Transportation Secretary Pete Buttigieg said Monday that the Biden administration’s infrastructure proposal would not include a gas or mileage tax after he floated the idea earlier this month, CNN reports.

Buttigieg floated the idea of a tax based on the mileage drivers accrue to pay for some of the $4 trillion infrastructure plan last week.

“When you think about infrastructure, it’s a classic example of the kind of investment that has a return on that investment,” he told CNBC, offering a mileage tax as a potential revenue stream.

“A so-called vehicle-miles-traveled tax or mileage tax, whatever you want to call it, could be a way to do it,” he said, adding that it “shows a lot of promise if we believe in that so-called user-pays principle: The idea that part of how we pay for roads is you pay based on how much you drive.”

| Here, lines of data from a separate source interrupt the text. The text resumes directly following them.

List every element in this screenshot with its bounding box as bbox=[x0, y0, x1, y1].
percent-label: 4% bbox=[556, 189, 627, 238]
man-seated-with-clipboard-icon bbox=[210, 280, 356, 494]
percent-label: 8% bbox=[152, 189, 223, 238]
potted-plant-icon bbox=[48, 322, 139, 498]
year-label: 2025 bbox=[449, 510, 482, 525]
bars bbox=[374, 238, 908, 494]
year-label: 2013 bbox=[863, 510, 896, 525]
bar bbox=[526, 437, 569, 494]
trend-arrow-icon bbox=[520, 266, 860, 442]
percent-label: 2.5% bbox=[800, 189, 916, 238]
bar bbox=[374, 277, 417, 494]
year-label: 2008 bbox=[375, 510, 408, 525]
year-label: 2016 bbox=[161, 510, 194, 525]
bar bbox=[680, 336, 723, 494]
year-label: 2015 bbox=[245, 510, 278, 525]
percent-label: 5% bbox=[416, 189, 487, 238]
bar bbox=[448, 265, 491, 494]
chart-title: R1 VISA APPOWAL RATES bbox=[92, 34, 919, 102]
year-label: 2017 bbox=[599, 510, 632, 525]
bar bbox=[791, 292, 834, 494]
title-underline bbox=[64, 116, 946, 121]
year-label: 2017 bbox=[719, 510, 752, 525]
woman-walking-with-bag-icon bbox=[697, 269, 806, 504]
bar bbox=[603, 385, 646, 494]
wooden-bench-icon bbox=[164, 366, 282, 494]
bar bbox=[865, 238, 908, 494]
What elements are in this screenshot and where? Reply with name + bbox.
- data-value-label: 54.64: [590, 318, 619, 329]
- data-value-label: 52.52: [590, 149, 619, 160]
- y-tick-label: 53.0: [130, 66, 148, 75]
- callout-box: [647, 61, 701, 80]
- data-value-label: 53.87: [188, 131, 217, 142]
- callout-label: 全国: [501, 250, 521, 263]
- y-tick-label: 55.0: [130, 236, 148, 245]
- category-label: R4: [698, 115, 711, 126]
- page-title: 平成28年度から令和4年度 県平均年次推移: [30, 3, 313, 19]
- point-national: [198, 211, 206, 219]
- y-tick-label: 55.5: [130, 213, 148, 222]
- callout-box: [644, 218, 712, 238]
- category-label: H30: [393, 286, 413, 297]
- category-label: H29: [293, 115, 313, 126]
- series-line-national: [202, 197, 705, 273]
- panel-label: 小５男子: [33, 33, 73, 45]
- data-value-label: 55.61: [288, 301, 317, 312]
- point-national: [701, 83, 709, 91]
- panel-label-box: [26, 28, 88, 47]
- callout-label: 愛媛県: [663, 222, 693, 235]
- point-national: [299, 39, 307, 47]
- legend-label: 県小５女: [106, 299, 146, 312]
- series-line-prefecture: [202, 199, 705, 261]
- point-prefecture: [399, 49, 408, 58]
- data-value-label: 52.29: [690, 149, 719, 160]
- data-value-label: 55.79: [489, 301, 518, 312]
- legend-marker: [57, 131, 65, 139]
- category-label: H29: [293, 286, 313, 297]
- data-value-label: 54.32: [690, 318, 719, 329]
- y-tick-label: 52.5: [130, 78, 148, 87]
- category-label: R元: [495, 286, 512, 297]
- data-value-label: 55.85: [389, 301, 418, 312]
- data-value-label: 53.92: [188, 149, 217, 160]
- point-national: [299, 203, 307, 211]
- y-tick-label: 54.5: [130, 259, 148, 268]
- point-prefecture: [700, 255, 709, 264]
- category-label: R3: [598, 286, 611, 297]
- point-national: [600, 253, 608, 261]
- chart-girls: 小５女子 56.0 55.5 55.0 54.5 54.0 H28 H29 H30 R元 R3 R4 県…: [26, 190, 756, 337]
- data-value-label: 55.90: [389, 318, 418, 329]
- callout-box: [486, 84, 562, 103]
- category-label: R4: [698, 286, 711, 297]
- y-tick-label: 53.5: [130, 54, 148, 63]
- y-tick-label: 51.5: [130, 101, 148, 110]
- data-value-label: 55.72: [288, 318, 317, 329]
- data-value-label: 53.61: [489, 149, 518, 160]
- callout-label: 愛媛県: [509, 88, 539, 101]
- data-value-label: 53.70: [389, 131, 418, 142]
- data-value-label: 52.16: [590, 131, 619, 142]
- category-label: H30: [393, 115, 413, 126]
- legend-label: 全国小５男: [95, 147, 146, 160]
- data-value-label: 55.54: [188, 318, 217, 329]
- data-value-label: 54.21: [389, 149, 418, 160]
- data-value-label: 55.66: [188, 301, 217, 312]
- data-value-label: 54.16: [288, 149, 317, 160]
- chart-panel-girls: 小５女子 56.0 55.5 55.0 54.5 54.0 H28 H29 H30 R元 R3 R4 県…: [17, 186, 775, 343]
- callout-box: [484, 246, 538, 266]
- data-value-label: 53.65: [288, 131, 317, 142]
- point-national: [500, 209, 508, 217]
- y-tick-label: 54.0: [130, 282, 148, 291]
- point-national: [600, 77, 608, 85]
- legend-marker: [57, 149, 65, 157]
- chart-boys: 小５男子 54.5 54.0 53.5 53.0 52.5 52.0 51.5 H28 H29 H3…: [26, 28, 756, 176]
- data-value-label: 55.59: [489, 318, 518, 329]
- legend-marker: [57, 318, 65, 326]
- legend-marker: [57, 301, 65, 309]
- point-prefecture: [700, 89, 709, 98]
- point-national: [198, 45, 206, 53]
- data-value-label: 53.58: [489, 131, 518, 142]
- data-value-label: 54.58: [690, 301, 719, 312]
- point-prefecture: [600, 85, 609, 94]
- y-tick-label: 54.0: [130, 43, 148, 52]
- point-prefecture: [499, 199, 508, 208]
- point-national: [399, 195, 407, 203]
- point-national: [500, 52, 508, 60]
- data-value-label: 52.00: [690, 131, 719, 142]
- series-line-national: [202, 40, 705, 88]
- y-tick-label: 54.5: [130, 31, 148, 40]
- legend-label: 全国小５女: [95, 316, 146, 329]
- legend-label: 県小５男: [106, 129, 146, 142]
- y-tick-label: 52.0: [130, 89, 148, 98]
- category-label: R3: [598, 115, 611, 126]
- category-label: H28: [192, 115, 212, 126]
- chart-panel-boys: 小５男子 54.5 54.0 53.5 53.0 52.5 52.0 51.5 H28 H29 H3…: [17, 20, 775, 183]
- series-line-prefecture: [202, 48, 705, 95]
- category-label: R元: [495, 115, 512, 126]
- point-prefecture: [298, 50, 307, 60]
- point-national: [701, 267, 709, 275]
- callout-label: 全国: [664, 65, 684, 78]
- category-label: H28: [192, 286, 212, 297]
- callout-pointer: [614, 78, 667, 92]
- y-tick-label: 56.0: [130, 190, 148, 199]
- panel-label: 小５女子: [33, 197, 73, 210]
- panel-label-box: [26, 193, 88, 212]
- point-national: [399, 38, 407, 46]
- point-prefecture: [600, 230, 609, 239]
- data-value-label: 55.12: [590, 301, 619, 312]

“You’re hearing a lot of ‘maybe’ here,” he added, “because all of these things need to be balanced and could be part of the mix.

Pete walks it back:

Buttigieg walked the idea back after it was met with backlash.

"No, that's not part of the conversation about this infrastructure bill," he told CNN when asked if a mileage tax was on the table, adding that there would be no gas tax either.

Buttigieg reiterated Biden’s vow not to raise taxes on people earning under $400,000, which such a tax would do.

"I hope we can work in good faith with folks across the aisle in Congress to get some votes there," Buttigieg said. "Ultimately it's up to them whether they are going to support something. But we're going to work with them to try to shape it in a way that earns as much support as possible."

Biden eyes trillions in tax hikes:

Biden plans to unveil a $2+ trillion infrastructure bill that is expected to fund roads, bridges, highways, ports, elderly care, housing infrastructure, US manufacturing, electrical grid, and water systems. The administration vowed to press forward with a second part of the package that would include funding for clean energy and family support.

The administration initially planned to raise about $1 trillion in taxes but is now pushing forward with a plan to hike taxes by about $3.5 trillion to cover most of the cost due to economic concerns.

The administration aimed to hike taxes on wealthy investors, the rich, and corporations. The plan is expected to raise the corporate tax rate from 21% to 28%, end federal subsidies for fossil fuel companies, increase the global minimum tax from 13% to 21%, and other measures.